Я подошла к нему, нас разделяли считаные сантиметры.
— Томас, — прошептала я и коснулась ладонью его щеки, — малыш, ты болен.
Он схватился за мою руку, как за спасательный трос. И только тут я поняла, насколько сильно меня колотит.
— Правильно, черт побери! — прошептал он, сжимая мою ладонь так, что я согнулась от боли. — Мне тошнит от того, что ты во мне сомневаешься. — Он наклонился ко мне так близко, что я видела оранжевые круги вокруг зрачков, бьющуюся на виске жилку. — Я стараюсь
— Я тоже стараюсь для тебя, — заплакала я и, выбежав из душной комнаты, бросилась вниз по винтовой лестнице.

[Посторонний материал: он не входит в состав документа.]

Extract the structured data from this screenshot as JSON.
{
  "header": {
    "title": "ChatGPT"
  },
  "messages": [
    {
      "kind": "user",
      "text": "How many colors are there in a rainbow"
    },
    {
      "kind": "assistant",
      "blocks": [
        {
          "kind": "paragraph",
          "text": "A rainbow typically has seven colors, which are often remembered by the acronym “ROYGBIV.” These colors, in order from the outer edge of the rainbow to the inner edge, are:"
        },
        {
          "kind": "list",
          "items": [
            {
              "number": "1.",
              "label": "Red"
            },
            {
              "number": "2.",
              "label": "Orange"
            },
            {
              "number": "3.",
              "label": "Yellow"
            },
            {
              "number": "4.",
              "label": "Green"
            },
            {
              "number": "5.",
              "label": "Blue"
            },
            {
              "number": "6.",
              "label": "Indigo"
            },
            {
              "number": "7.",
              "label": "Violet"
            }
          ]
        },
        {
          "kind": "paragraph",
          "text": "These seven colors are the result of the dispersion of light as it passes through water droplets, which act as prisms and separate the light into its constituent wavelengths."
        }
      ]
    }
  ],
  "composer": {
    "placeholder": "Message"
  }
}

Университет Дартмута находился в ста километрах к югу. Там располагалась окружная больница. И так уж случилось, что именно там имелась ближайшая к Буну психиатрическая лечебница. Не знаю, почему психиатр согласился меня принять без предварительной записи, хотя в приемной сидело довольно много людей, чьи проблемы были не менее важными. Единственное, о чем я могла думать, прижимая к себе Дженну и устраиваясь напротив доктора Тибодо, что врачу одного взгляда на меня будет достаточно, чтобы решить: я его пациент. «Какой к черту муж! — скорее всего, думал он, глядя на мою мятую форму, немытые волосы и плачущего ребенка. — Ей самой нужен психиатр».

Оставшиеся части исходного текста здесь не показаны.